MR. SHERWOOD responded that he is not a clinician and doesn't
work in the codes, but he has had conversations with the
clinicians and understands that they look at a combination of
procedure and diagnosis codes. When in doubt, they request
medical records. He added that it's possible that something
could be incorrectly coded, but clinicians feel comfortable that
they are not including other non-voluntary terminations of
pregnancy and that their process for evaluating those codes is
accurate.
2:05:54 PM
CHAIR DAVIS wanted to know if abortion services could be paid
for out of another "pot of money."
MR. SHERWOOD replied, "For budget purposes it's all one pot of
money." There is a single appropriation for the Medicaid program
and it doesn't distinguish between whether someone is eligible
through one of the DKC categories or one of the other Medicaid
categories; the bills are paid. He said it might be possible to
set up other budget structures, but that is a budget structure
question. Practically, if someone is eligible for pregnancy
services through the Medicaid program, case law dictates that
they are offer coverage of the abortion services.
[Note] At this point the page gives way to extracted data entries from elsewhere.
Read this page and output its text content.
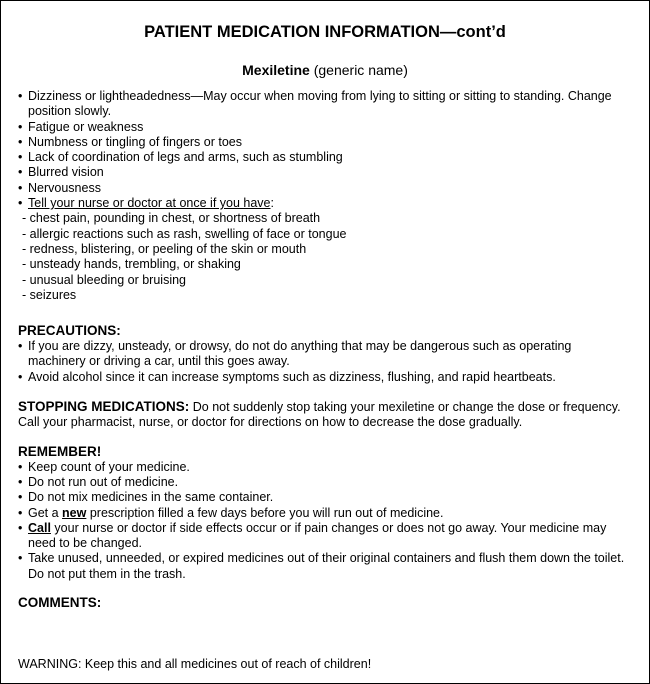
PATIENT MEDICATION INFORMATION—cont’d
Mexiletine (generic name)
• Dizziness or lightheadedness—May occur when moving from lying to sitting or sitting to standing. Change position slowly.
• Fatigue or weakness
• Numbness or tingling of fingers or toes
• Lack of coordination of legs and arms, such as stumbling
• Blurred vision
• Nervousness
• Tell your nurse or doctor at once if you have:
- chest pain, pounding in chest, or shortness of breath
- allergic reactions such as rash, swelling of face or tongue
- redness, blistering, or peeling of the skin or mouth
- unsteady hands, trembling, or shaking
- unusual bleeding or bruising
- seizures
PRECAUTIONS:
• If you are dizzy, unsteady, or drowsy, do not do anything that may be dangerous such as operating machinery or driving a car, until this goes away.
• Avoid alcohol since it can increase symptoms such as dizziness, flushing, and rapid heartbeats.
STOPPING MEDICATIONS: Do not suddenly stop taking your mexiletine or change the dose or frequency. Call your pharmacist, nurse, or doctor for directions on how to decrease the dose gradually.
REMEMBER!
• Keep count of your medicine.
• Do not run out of medicine.
• Do not mix medicines in the same container.
• Get a new prescription filled a few days before you will run out of medicine.
• Call your nurse or doctor if side effects occur or if pain changes or does not go away. Your medicine may need to be changed.
• Take unused, unneeded, or expired medicines out of their original containers and flush them down the toilet. Do not put them in the trash.
COMMENTS:
WARNING: Keep this and all medicines out of reach of children!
So you can put
the money someplace else, but you're not going to be addressing
the access to service issue.
CHAIR DAVIS said she wasn't concerned about access, but that DKC
has the stigma of paying for abortions and asked if they be
shifted to the regular Medicaid program.
MR. SHERWOOD replied they don't have an abortion allocation.
When they provide numbers on DKC expenditures, they look
retrospectively at how much turned out to be somebody who is on
DKC. He explained that before 1998, the General Relief Medical
Program paid for all the abortions, but that went away.
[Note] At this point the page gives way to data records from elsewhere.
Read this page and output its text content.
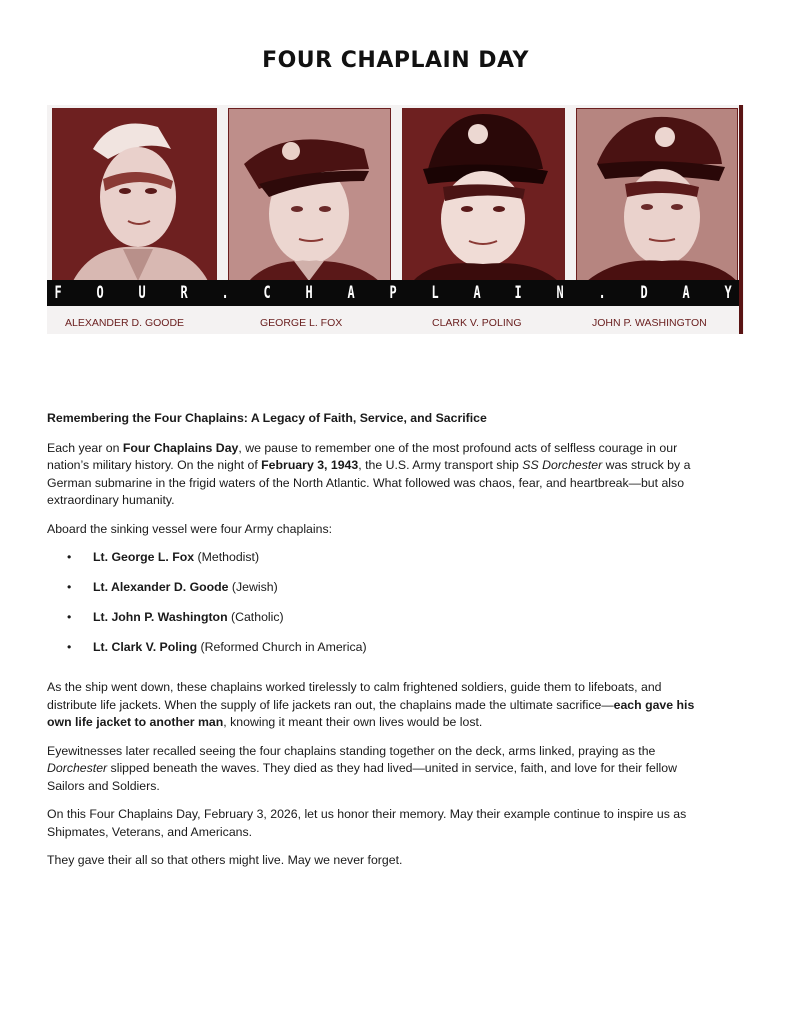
FOUR CHAPLAIN DAY
F O U R . C H A P L A I N . D A Y
ALEXANDER D. GOODE	GEORGE L. FOX	CLARK V. POLING	JOHN P. WASHINGTON

Remembering the Four Chaplains: A Legacy of Faith, Service, and Sacrifice

Each year on Four Chaplains Day, we pause to remember one of the most profound acts of selfless courage in our nation’s military history. On the night of February 3, 1943, the U.S. Army transport ship SS Dorchester was struck by a German submarine in the frigid waters of the North Atlantic. What followed was chaos, fear, and heartbreak—but also extraordinary humanity.

Aboard the sinking vessel were four Army chaplains:

• Lt. George L. Fox (Methodist)
• Lt. Alexander D. Goode (Jewish)
• Lt. John P. Washington (Catholic)
• Lt. Clark V. Poling (Reformed Church in America)

As the ship went down, these chaplains worked tirelessly to calm frightened soldiers, guide them to lifeboats, and distribute life jackets. When the supply of life jackets ran out, the chaplains made the ultimate sacrifice—each gave his own life jacket to another man, knowing it meant their own lives would be lost.

Eyewitnesses later recalled seeing the four chaplains standing together on the deck, arms linked, praying as the Dorchester slipped beneath the waves. They died as they had lived—united in service, faith, and love for their fellow Sailors and Soldiers.

On this Four Chaplains Day, February 3, 2026, let us honor their memory. May their example continue to inspire us as Shipmates, Veterans, and Americans.

They gave their all so that others might live. May we never forget.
Regardless of how the budget is structured he couldn't think of
how that would really change the outcome since it's not
accounted for separately now.
2:09:06 PM
MS.THOMPSON related that her personal insurance denied payment
when she miscarried a set of triplets because the diagnosis was
an "AB" and not a "missed AB" and she was too far along and she
finally got an attorney to satisfy the bill. She still had "a
little bit of angst" that the medical definitions and codes
weren't adequate.
2:10:21 PM
ADRIAN LECORNU, Alaska Federation of Natives, simply stated they
support SB 5.
2:11:42 PM
HOLLY RYAN, representing herself, Anchorage, said she is a
Pacific University student and has heard many heartbreaking
stories from women and families who don't have coverage because
of small amounts of income. She wholeheartedly supported the
increase to 200 percent and urged them to raise it to 250
percent.
CHAIR DAVIS thanked everyone for telling their compelling
stories and supporting this bill.
2:12:38 PM
SENATOR ELLIS expressed appreciation to Chair Davis for holding
this hearing. He suggested that any DKC advocates around the
state will have to get involved if they want SB 5 to pass.
People who want to kill it are very active - they make phone
calls, send emails and lobby the governor and legislators. More
people will have to speak out for this bill to pass, he stated.
A shocking number of people want to kill it or keep it from
improving.
2:15:26 PM
Finding no further business to come before the committee, Chair
Davis adjourned the meeting at 2:15 PM.